Age gaps present unique challenges and gifts.
So what do I have to offer by way of advice to Britney as she starts over, a decade and a half after the birth of her last child?
You’ve got this
It may seem hard to imagine bathing a tiny baby again, schlepping all that gear around, and giving up one-on-one time with your partner. However, like muscle memory, you will know what to do. Also, you are stronger. You are wiser. You have more stability than you did as a young woman. You know how to ask for help and advocate for yourself and your baby. Most importantly, you have been around long enough to understand that each child is different, and that a lot of the small stuff parents fret about is, well, just small stuff.
You will be pulled in two directions
Much as you would like to cocoon with your new baby and your fiancé, you know that your older boys need you. Your ability to maintain a relationship with them during years of personal turmoil was a hard-fought victory, and you will continue to cultivate it. You will accept being pulled in two directions. I remember climbing the bleachers at a cold lacrosse game four days after giving birth, in order to support my daughter. Let’s just say my baby wasn’t the only one wearing a diaper. Being a mom of teens and a baby will require flexibility and generosity on everyone’s part, and you’ll learn to live in the messy midst of it.
Don’t expect the kids to be besties — yet
We picture our older children and new baby hanging out, making a perfect family. There will be sweet moments. However, teens are focused on peer relationships, and a baby brother or sister, while cute, doesn’t have much to offer. Teens need to know you value them for who they are, not for how they interact with the baby. Their emotions may range from excitement to resentment.
People said to me, “Oh, you’ll have a built-in babysitter!” assuming my teen daughter would want to help with the baby. In those early months and years, she was more like a wealthy "Downton Abbey" parent, content to give her brother a pat on the head once a day, as long as he didn’t mess up her clothes or impact her schedule. As the baby grew, there have been many opportunities for them to bond, without being forced.
I would suggest mandating photos in matching pajamas, though. There’s nothing cuter.
You get to enjoy the fun parts of parenting again
Teens are awesome, but sometimes a closed bedroom door or a grunt is all you get. You’re dealing with big people, and big issues. You’ve gone from Mommy to Mom to Bruh. B.O. and body spray are a far cry from that new baby smell. Not only does a baby adore you and want to be with you, everything is new to them. No holiday or milestone is too small to celebrate, and your older boys will probably enjoy them, too. First laugh, first steps, first words. A baby brings wonder back into your home as you see things through a child’s eyes. By the way, I need to break it to you that leprechaun traps are now a thing.

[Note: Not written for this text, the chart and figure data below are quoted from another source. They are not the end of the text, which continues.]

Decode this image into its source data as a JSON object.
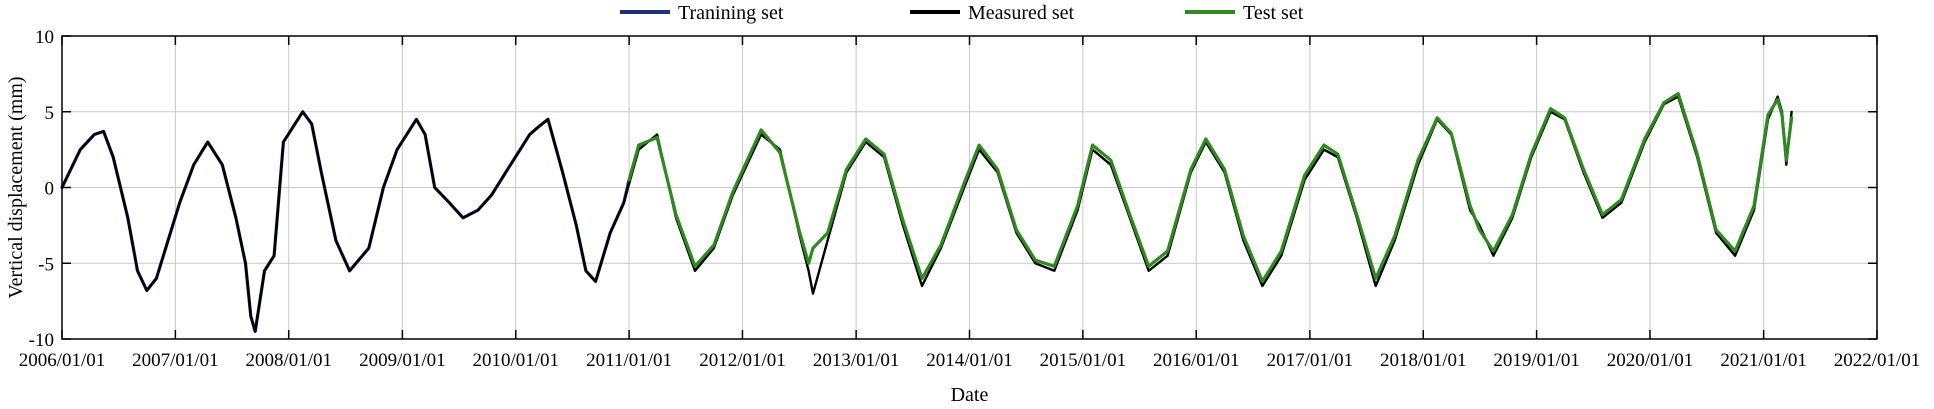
{
  "chart_data": {
    "type": "line",
    "title": "",
    "xlabel": "Date",
    "ylabel": "Vertical displacement (mm)",
    "xlim": [
      "2006/01/01",
      "2022/01/01"
    ],
    "ylim": [
      -10,
      10
    ],
    "x_ticks": [
      "2006/01/01",
      "2007/01/01",
      "2008/01/01",
      "2009/01/01",
      "2010/01/01",
      "2011/01/01",
      "2012/01/01",
      "2013/01/01",
      "2014/01/01",
      "2015/01/01",
      "2016/01/01",
      "2017/01/01",
      "2018/01/01",
      "2019/01/01",
      "2020/01/01",
      "2021/01/01",
      "2022/01/01"
    ],
    "y_ticks": [
      10,
      5,
      0,
      -5,
      -10
    ],
    "grid": true,
    "legend_position": "top-center",
    "series": [
      {
        "name": "Tranining set",
        "color": "#1f2f7a",
        "x": [
          "2006/01/01",
          "2006/03/01",
          "2006/04/15",
          "2006/05/15",
          "2006/06/15",
          "2006/08/01",
          "2006/09/01",
          "2006/10/01",
          "2006/11/01",
          "2006/12/01",
          "2007/01/15",
          "2007/03/01",
          "2007/04/15",
          "2007/06/01",
          "2007/07/15",
          "2007/08/15",
          "2007/09/01",
          "2007/09/15",
          "2007/10/15",
          "2007/11/15",
          "2007/12/15",
          "2008/01/15",
          "2008/02/15",
          "2008/03/15",
          "2008/04/15",
          "2008/06/01",
          "2008/07/15",
          "2008/09/15",
          "2008/11/01",
          "2008/12/15",
          "2009/02/15",
          "2009/03/15",
          "2009/04/15",
          "2009/06/01",
          "2009/07/15",
          "2009/09/01",
          "2009/10/15",
          "2009/12/15",
          "2010/02/15",
          "2010/03/15",
          "2010/04/15",
          "2010/06/01",
          "2010/07/15",
          "2010/08/15",
          "2010/09/15",
          "2010/11/01",
          "2010/12/15",
          "2011/01/01"
        ],
        "y": [
          0.0,
          2.5,
          3.5,
          3.7,
          2.0,
          -2.0,
          -5.5,
          -6.8,
          -6.0,
          -4.0,
          -1.0,
          1.5,
          3.0,
          1.5,
          -2.0,
          -5.0,
          -8.5,
          -9.5,
          -5.5,
          -4.5,
          3.0,
          4.0,
          5.0,
          4.2,
          1.0,
          -3.5,
          -5.5,
          -4.0,
          0.0,
          2.5,
          4.5,
          3.5,
          0.0,
          -1.0,
          -2.0,
          -1.5,
          -0.5,
          1.5,
          3.5,
          4.0,
          4.5,
          1.0,
          -2.5,
          -5.5,
          -6.2,
          -3.0,
          -1.0,
          0.5
        ]
      },
      {
        "name": "Measured set",
        "color": "#000000",
        "x": [
          "2006/01/01",
          "2006/03/01",
          "2006/04/15",
          "2006/05/15",
          "2006/06/15",
          "2006/08/01",
          "2006/09/01",
          "2006/10/01",
          "2006/11/01",
          "2006/12/01",
          "2007/01/15",
          "2007/03/01",
          "2007/04/15",
          "2007/06/01",
          "2007/07/15",
          "2007/08/15",
          "2007/09/01",
          "2007/09/15",
          "2007/10/15",
          "2007/11/15",
          "2007/12/15",
          "2008/01/15",
          "2008/02/15",
          "2008/03/15",
          "2008/04/15",
          "2008/06/01",
          "2008/07/15",
          "2008/09/15",
          "2008/11/01",
          "2008/12/15",
          "2009/02/15",
          "2009/03/15",
          "2009/04/15",
          "2009/06/01",
          "2009/07/15",
          "2009/09/01",
          "2009/10/15",
          "2009/12/15",
          "2010/02/15",
          "2010/03/15",
          "2010/04/15",
          "2010/06/01",
          "2010/07/15",
          "2010/08/15",
          "2010/09/15",
          "2010/11/01",
          "2010/12/15",
          "2011/02/01",
          "2011/04/01",
          "2011/06/01",
          "2011/08/01",
          "2011/10/01",
          "2011/12/01",
          "2012/03/01",
          "2012/05/01",
          "2012/07/01",
          "2012/08/01",
          "2012/08/15",
          "2012/10/01",
          "2012/12/01",
          "2013/02/01",
          "2013/04/01",
          "2013/06/01",
          "2013/08/01",
          "2013/10/01",
          "2013/12/15",
          "2014/02/01",
          "2014/04/01",
          "2014/06/01",
          "2014/08/01",
          "2014/10/01",
          "2014/12/15",
          "2015/02/01",
          "2015/04/01",
          "2015/06/01",
          "2015/08/01",
          "2015/10/01",
          "2015/12/15",
          "2016/02/01",
          "2016/04/01",
          "2016/06/01",
          "2016/08/01",
          "2016/10/01",
          "2016/12/15",
          "2017/02/15",
          "2017/04/01",
          "2017/06/01",
          "2017/08/01",
          "2017/10/01",
          "2017/12/15",
          "2018/02/15",
          "2018/04/01",
          "2018/06/01",
          "2018/07/01",
          "2018/08/15",
          "2018/10/15",
          "2018/12/15",
          "2019/02/15",
          "2019/04/01",
          "2019/06/01",
          "2019/08/01",
          "2019/10/01",
          "2019/12/15",
          "2020/02/15",
          "2020/04/01",
          "2020/06/01",
          "2020/08/01",
          "2020/10/01",
          "2020/12/01",
          "2021/01/15",
          "2021/02/15",
          "2021/03/01",
          "2021/03/15",
          "2021/04/01"
        ],
        "y": [
          0.0,
          2.5,
          3.5,
          3.7,
          2.0,
          -2.0,
          -5.5,
          -6.8,
          -6.0,
          -4.0,
          -1.0,
          1.5,
          3.0,
          1.5,
          -2.0,
          -5.0,
          -8.5,
          -9.5,
          -5.5,
          -4.5,
          3.0,
          4.0,
          5.0,
          4.2,
          1.0,
          -3.5,
          -5.5,
          -4.0,
          0.0,
          2.5,
          4.5,
          3.5,
          0.0,
          -1.0,
          -2.0,
          -1.5,
          -0.5,
          1.5,
          3.5,
          4.0,
          4.5,
          1.0,
          -2.5,
          -5.5,
          -6.2,
          -3.0,
          -1.0,
          2.5,
          3.5,
          -2.0,
          -5.5,
          -4.0,
          -0.5,
          3.5,
          2.5,
          -3.0,
          -5.5,
          -7.0,
          -3.5,
          1.0,
          3.0,
          2.0,
          -2.5,
          -6.5,
          -4.0,
          0.0,
          2.5,
          1.0,
          -3.0,
          -5.0,
          -5.5,
          -1.5,
          2.5,
          1.5,
          -2.0,
          -5.5,
          -4.5,
          1.0,
          3.0,
          1.0,
          -3.5,
          -6.5,
          -4.5,
          0.5,
          2.5,
          2.0,
          -2.0,
          -6.5,
          -3.5,
          1.5,
          4.5,
          3.5,
          -1.5,
          -2.5,
          -4.5,
          -2.0,
          2.0,
          5.0,
          4.5,
          1.0,
          -2.0,
          -1.0,
          3.0,
          5.5,
          6.0,
          2.0,
          -3.0,
          -4.5,
          -1.5,
          4.5,
          6.0,
          5.0,
          1.5,
          5.0
        ]
      },
      {
        "name": "Test set",
        "color": "#2e8a1e",
        "x": [
          "2011/01/01",
          "2011/02/01",
          "2011/04/01",
          "2011/06/01",
          "2011/08/01",
          "2011/10/01",
          "2011/12/01",
          "2012/03/01",
          "2012/05/01",
          "2012/07/01",
          "2012/08/01",
          "2012/08/15",
          "2012/10/01",
          "2012/12/01",
          "2013/02/01",
          "2013/04/01",
          "2013/06/01",
          "2013/08/01",
          "2013/10/01",
          "2013/12/15",
          "2014/02/01",
          "2014/04/01",
          "2014/06/01",
          "2014/08/01",
          "2014/10/01",
          "2014/12/15",
          "2015/02/01",
          "2015/04/01",
          "2015/06/01",
          "2015/08/01",
          "2015/10/01",
          "2015/12/15",
          "2016/02/01",
          "2016/04/01",
          "2016/06/01",
          "2016/08/01",
          "2016/10/01",
          "2016/12/15",
          "2017/02/15",
          "2017/04/01",
          "2017/06/01",
          "2017/08/01",
          "2017/10/01",
          "2017/12/15",
          "2018/02/15",
          "2018/04/01",
          "2018/06/01",
          "2018/07/01",
          "2018/08/15",
          "2018/10/15",
          "2018/12/15",
          "2019/02/15",
          "2019/04/01",
          "2019/06/01",
          "2019/08/01",
          "2019/10/01",
          "2019/12/15",
          "2020/02/15",
          "2020/04/01",
          "2020/06/01",
          "2020/08/01",
          "2020/10/01",
          "2020/12/01",
          "2021/01/15",
          "2021/02/15",
          "2021/03/01",
          "2021/03/15",
          "2021/04/01"
        ],
        "y": [
          0.5,
          2.8,
          3.3,
          -1.8,
          -5.2,
          -3.8,
          -0.3,
          3.8,
          2.3,
          -2.8,
          -5.0,
          -4.0,
          -3.0,
          1.2,
          3.2,
          2.2,
          -2.2,
          -6.0,
          -3.8,
          0.3,
          2.8,
          1.2,
          -2.8,
          -4.8,
          -5.2,
          -1.2,
          2.8,
          1.8,
          -1.8,
          -5.2,
          -4.2,
          1.2,
          3.2,
          1.2,
          -3.2,
          -6.2,
          -4.2,
          0.8,
          2.8,
          2.2,
          -1.8,
          -6.0,
          -3.2,
          1.8,
          4.6,
          3.6,
          -1.2,
          -2.8,
          -4.2,
          -1.8,
          2.2,
          5.2,
          4.6,
          1.2,
          -1.8,
          -0.8,
          3.2,
          5.6,
          6.2,
          2.2,
          -2.8,
          -4.2,
          -1.2,
          4.8,
          5.8,
          4.8,
          1.8,
          4.6
        ]
      }
    ]
  }
}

You may parent differently
You are not the same person who parented your first two. Keep what worked and rethink the rest. While your mental health struggles tragically played out in public, every mom struggles in some way. Show compassion by thanking and forgiving your former self, acknowledging mistakes you may have made and giving yourself permission to keep growing and changing.
Let go of the pressure to “enjoy every minute”
Parenting is hard, whether you are 25 or 40. Just as the world rejoiced when you became pregnant, my friends and community celebrated with me when I became pregnant in my forties. It was five years after my oldest child died in an accident, and my pregnancy felt like a miracle — a way to redeem what had been broken.
You have been through so much. Like me, you have the perspective of knowing how special this is, and just how fast this baby will become a teen. But even that realization doesn’t mean you will cherish every minute. Those celebrating with us don’t have to get up in the night to feed the baby, or make hard decisions for our child.
Observers see pregnancy as a happy ending, tying up your difficult story and mine with a tidy bow.
You’ve seen enough to know that it’s a beginning, just one more part of a brave and complex life.